A new report by ThinkProgress.com unearthed disturbing figures when it came to the number of police-related deaths that occurred in America in the month of March alone.
Just last month, in the 31 days of March, police in the United States killed more people than the UK did in the entire 20th century. In fact, it was twice as many; police in the UK only killed 52 people during that 100 year period.
According to the report by ThinkProgess, in March alone, 111 people died during police encounters — 36 more than the previous month. As in the past, numerous incidents were spurred by violent threats from suspects, and two officers were shot in Ferguson during a peaceful protest. However, the deaths follow a national pattern: suspects were mostly people of color, mentally ill, or both.

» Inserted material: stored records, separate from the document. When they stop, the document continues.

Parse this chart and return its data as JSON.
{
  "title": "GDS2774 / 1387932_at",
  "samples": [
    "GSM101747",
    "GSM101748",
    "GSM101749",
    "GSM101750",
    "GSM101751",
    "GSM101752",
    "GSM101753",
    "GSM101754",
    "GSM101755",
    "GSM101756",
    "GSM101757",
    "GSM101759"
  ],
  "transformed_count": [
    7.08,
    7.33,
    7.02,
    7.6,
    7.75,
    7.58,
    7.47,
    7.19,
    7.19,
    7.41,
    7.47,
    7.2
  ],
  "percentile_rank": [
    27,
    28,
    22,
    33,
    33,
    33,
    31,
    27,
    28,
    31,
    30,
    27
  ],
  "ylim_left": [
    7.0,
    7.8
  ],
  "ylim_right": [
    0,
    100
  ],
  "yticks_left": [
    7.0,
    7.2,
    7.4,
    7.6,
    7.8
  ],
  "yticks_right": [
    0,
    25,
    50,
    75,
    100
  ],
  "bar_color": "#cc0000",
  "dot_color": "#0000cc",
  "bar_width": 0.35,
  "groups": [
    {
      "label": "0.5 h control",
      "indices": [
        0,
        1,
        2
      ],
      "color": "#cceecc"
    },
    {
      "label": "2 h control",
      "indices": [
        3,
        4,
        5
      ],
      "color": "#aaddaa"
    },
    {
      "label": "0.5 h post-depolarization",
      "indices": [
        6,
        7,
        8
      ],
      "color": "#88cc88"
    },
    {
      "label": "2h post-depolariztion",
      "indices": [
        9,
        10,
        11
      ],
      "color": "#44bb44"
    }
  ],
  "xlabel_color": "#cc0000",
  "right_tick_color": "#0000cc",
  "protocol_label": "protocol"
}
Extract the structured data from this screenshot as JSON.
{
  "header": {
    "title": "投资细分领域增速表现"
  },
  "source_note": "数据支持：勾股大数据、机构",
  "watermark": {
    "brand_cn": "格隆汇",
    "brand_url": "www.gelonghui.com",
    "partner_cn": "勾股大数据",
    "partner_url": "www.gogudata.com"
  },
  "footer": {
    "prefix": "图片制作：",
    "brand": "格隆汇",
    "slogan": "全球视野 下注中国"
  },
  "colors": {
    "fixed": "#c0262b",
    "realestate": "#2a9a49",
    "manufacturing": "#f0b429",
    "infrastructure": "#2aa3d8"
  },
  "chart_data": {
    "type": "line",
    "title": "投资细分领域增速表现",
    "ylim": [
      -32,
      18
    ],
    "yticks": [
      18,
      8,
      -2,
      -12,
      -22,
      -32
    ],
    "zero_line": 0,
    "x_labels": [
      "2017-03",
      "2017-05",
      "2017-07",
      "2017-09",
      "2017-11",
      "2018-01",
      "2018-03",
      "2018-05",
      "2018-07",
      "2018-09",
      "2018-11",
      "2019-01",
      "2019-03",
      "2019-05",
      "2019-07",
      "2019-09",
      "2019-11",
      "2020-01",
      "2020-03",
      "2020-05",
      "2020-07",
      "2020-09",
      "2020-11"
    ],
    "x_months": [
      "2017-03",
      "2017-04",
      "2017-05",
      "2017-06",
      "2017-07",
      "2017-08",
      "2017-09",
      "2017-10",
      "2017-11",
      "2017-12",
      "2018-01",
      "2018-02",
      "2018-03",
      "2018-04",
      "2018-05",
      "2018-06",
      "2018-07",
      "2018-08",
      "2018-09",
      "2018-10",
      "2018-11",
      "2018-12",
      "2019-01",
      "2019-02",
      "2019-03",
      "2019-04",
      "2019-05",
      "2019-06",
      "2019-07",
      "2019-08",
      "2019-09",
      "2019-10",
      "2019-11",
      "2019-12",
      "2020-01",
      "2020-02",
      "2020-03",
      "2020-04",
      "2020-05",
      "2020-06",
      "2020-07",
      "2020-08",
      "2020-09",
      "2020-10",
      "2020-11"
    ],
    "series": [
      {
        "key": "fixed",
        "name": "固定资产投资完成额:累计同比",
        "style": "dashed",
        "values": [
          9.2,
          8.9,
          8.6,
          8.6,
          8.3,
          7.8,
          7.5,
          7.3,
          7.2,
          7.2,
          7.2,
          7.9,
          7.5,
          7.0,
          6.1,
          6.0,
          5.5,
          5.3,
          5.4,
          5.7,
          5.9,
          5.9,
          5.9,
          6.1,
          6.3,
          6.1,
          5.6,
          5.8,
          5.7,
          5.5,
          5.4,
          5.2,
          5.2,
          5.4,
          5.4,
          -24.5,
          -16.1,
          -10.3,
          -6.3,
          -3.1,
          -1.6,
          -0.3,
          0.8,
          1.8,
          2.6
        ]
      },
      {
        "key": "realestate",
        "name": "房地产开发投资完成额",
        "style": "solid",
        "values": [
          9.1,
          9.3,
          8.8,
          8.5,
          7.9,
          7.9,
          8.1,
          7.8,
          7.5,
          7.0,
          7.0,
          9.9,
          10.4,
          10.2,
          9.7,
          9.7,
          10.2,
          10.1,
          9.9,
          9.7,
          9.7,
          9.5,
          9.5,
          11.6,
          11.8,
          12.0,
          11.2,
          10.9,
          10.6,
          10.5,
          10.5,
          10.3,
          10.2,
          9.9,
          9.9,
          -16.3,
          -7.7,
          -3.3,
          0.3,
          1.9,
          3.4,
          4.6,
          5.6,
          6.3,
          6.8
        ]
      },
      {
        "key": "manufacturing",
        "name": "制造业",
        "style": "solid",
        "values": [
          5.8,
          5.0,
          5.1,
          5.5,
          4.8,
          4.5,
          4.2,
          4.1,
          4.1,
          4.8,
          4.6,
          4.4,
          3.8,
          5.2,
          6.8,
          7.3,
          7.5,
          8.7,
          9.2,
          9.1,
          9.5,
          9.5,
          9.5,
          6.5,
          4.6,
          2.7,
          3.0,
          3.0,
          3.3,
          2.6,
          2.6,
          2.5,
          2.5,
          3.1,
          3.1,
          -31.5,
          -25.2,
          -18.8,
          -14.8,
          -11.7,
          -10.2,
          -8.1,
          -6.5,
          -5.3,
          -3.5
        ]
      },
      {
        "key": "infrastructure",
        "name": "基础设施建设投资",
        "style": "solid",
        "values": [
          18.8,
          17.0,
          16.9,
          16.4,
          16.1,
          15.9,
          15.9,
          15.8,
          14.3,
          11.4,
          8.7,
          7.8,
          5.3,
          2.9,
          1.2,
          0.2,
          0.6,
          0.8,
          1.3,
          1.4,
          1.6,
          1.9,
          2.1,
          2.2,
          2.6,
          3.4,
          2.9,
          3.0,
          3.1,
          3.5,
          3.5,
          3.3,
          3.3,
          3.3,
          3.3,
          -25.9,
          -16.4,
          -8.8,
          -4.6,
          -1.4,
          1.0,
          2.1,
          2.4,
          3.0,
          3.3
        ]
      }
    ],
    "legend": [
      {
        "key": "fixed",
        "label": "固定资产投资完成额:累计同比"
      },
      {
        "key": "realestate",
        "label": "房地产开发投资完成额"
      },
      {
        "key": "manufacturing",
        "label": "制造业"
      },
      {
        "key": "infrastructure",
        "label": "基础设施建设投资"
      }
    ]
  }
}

This high number in March increased the average for police killings from every 8.5 hours, to nearly 1 police killing every 6.5 hours in the US.
These numbers are staggering and show a serious problem of the violent tendencies within the US policing apparatus.
Let’s look at our immediate neighbors to the north, Canada. The total number of citizens killed by law enforcement officers in the year 2014, was 14; that is 78 times fewer people than the US.
From 2010 through 2014, there were four fatal police shootings in England, which has a population of about 52 million. By contrast, Albuquerque, N.M., with a population 1 percent the size of England’s, had 26 fatal police shootings in that same time period.
China, whose population is 4 and 1/2 times the size of the United States, recorded 12 killings by law enforcement officers in 2014.
On average, US police kill people at a rate 70 times higher than any of the other first world countries as they “protect and serve” the American citizens.